The latest guidelines for unpermitted street protests issued by the Pittsburgh cops have generated a lot of outrage, but not much in the way of tactical or strategic analysis. We gave the document a quick glance to see what it might reveal about the cops’ plans and thoughts. In no particular order:
- It’s tempting to laugh at the list of intersections and colored coded zones for revealing exactly where protesters should set up blockades for maximum disruption, but let’s face it, that wasn’t exactly classified information anyway. More interesting are the locations that were left out. Butler Street in Lawrenceville? Allegheny Center in Northside? Both are perfectly acceptable protest spots under the new rules, and both are virtual parking lots during rush hour even under ideal conditions. Pittsburgh’s, um, idiosyncratic street layout offers many more such choke points. Maybe it’s time to branch out geographically, if only for the hilarity of watching a police liaison wave a copy of the guidelines under the nose of a frustrated cop, screaming “We’re nowhere NEAR the red zone, what are you even complaining about???”
They do give themselves some wiggle room toward the end with “Officers may use their discretion to make other roadways or intersections off limits to protests if judged necessary to ensure public safety”, but still…
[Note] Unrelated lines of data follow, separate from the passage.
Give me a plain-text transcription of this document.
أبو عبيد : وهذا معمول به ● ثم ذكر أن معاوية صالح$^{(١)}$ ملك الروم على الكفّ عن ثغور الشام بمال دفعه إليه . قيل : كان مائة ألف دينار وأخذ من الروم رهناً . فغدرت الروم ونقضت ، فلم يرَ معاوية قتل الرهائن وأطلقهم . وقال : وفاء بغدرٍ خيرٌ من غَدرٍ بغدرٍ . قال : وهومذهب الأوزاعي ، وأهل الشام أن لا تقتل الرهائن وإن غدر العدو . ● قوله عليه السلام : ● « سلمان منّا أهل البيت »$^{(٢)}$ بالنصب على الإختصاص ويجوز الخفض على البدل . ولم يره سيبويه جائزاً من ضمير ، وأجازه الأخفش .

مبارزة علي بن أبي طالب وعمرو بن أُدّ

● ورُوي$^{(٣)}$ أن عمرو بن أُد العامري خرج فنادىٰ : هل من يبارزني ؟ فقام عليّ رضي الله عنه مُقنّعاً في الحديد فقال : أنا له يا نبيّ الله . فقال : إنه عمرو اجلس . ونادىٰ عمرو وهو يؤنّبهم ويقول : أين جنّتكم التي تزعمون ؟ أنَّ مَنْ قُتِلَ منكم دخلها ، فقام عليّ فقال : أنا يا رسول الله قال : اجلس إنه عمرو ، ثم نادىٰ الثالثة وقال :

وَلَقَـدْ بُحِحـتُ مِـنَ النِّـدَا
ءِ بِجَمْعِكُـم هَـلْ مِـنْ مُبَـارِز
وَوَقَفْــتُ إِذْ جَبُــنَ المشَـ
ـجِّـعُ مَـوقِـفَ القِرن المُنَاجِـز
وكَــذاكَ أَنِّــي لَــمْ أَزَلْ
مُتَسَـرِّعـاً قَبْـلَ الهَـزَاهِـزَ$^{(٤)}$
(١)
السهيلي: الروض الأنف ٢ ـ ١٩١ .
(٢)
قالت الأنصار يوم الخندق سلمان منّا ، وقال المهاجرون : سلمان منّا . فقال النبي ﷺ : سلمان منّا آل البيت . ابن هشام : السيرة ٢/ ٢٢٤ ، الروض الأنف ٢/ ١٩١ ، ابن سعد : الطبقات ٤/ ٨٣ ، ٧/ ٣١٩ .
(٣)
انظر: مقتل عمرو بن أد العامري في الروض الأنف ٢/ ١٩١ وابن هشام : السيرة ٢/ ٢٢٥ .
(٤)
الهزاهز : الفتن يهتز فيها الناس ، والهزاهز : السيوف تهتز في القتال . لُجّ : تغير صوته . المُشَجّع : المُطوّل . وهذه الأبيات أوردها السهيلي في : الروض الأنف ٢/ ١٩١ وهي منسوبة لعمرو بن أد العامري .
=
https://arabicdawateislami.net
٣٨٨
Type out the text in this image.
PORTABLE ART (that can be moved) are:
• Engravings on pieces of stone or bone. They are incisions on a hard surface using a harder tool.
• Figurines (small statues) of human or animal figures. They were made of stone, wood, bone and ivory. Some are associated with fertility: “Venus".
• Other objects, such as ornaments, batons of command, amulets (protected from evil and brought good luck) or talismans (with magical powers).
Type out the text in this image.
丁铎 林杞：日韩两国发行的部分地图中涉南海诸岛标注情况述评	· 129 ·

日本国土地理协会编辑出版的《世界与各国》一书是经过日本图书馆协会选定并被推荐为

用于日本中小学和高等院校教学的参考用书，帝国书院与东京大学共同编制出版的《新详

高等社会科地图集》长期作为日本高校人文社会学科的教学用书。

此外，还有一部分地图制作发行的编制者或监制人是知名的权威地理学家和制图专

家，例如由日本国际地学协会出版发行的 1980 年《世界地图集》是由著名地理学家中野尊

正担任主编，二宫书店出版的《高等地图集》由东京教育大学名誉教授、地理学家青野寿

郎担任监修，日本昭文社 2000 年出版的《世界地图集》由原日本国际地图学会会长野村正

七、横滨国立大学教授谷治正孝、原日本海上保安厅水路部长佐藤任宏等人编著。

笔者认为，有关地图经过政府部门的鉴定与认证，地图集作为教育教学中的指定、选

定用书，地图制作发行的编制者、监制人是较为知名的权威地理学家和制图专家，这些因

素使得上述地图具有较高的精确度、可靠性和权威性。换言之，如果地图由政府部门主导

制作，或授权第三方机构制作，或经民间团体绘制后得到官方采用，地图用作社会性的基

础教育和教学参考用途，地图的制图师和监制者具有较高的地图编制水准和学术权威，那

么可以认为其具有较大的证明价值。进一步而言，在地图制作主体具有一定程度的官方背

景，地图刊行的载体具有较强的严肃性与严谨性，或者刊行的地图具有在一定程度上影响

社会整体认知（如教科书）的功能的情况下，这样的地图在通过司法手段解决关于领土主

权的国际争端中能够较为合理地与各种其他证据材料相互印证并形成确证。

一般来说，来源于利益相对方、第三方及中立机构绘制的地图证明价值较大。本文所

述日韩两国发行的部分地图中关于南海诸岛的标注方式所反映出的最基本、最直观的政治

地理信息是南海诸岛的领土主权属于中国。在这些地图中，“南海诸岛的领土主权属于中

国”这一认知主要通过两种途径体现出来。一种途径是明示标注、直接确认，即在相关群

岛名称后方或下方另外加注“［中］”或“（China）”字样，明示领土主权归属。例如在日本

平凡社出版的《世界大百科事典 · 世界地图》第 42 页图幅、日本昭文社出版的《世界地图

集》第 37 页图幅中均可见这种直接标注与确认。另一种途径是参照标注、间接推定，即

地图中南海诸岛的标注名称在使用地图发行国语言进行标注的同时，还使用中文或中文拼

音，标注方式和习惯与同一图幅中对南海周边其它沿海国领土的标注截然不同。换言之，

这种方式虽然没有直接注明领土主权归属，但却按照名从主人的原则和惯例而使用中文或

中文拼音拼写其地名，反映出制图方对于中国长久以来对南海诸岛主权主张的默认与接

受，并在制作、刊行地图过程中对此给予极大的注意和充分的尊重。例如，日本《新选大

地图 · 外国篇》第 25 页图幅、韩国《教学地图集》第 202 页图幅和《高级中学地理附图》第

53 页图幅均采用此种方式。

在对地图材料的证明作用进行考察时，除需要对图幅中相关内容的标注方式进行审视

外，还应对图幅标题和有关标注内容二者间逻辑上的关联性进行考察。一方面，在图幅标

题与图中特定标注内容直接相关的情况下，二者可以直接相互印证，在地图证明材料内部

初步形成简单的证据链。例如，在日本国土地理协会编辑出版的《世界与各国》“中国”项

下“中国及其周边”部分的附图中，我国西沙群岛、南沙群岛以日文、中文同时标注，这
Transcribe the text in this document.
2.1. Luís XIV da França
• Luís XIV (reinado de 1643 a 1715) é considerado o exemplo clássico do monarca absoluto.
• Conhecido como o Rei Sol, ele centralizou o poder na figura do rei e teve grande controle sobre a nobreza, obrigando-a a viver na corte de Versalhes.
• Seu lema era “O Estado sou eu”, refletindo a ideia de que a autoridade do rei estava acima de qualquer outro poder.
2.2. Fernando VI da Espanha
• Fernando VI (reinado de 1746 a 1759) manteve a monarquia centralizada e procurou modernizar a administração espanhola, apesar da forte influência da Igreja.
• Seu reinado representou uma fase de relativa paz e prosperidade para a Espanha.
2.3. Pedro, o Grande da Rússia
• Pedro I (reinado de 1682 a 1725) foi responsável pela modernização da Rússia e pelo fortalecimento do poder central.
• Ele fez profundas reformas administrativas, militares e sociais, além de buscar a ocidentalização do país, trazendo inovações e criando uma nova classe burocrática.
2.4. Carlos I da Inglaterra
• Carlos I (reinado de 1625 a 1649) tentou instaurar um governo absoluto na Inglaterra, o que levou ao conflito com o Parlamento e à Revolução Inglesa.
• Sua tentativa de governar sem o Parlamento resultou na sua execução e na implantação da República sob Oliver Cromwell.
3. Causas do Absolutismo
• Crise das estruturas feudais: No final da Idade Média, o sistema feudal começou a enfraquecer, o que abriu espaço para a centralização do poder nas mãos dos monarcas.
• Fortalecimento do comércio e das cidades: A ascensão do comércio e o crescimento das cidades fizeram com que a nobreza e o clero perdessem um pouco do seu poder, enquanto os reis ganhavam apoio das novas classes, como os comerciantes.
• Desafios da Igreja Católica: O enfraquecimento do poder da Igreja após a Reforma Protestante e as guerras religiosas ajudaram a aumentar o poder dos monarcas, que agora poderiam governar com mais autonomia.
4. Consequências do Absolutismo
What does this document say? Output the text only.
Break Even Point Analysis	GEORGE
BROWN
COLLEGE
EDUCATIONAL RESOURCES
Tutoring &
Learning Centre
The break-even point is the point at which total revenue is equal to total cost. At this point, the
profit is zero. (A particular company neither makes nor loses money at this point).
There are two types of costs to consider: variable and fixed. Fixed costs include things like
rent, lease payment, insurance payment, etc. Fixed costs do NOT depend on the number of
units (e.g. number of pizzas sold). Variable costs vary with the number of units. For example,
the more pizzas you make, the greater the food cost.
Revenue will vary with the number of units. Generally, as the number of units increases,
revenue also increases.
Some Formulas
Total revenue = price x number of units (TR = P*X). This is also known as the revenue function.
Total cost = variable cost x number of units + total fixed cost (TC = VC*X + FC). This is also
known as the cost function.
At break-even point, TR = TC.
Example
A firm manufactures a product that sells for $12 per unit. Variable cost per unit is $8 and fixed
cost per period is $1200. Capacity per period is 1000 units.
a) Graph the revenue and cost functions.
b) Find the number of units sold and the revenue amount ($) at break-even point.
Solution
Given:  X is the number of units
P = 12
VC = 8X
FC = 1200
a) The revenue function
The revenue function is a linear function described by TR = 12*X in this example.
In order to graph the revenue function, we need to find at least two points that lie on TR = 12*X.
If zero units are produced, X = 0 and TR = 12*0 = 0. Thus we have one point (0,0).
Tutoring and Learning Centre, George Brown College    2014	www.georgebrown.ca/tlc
- This sentence is highly interesting: “Whenever possible, warnings should be given with a bullhorn, a squad car PA system or LRAD.” For those unfamiliar with the term, “LRAD” stands for Long Range Acoustic Device, a crowd dispersal weapon that emits a piercing noise loud enough to cause pain and hearing damage. It can also be used as a loudspeaker. The LRAD made its US debut right here in Pittsburgh during the 2009 G20 protests, where it permanently damaged the hearing of a woman who wasn’t even protesting. She sued the city, won a $72,000 settlement, and Pittsburgh’s LRAD has been in mothballs ever since. The guidelines only mention the LRAD’s loudspeaker function, but the fact that the cops are bringing it up at all is intriguing. However, given their past experience with the thing, and their general hands-off approach to the protests for Antwon Rose II, they’re probably bluffing. Even if they bring it out, chances are they won’t use the crowd dispersal function. Protesters are advised to pack earplugs just in case though.
- The guidelines say absolutely nothing about requiring permits. This should be a standing rebuke to all the liberal nonprofit organizations in Pittsburgh that refuse to set foot in the street without getting permission from the people they’re protesting against.
- Zooming out a little, the guidelines as a whole make it obvious that the cops are gaining confidence and worrying less about Pittsburgh going up like Ferguson. At the most recent march for Antwon they shadowed the march with the usual phalanx of city cops, but they didn’t feel it necessary to call in the state police, and no more than one undercover was spotted in the crowd. Even after marchers got right up in the face of Chief Schubert and Public Safety Director Wendell Hissrich, no further reinforcements were called in. If the cops feel like they’re getting away with the current set of restrictions, more will surely follow.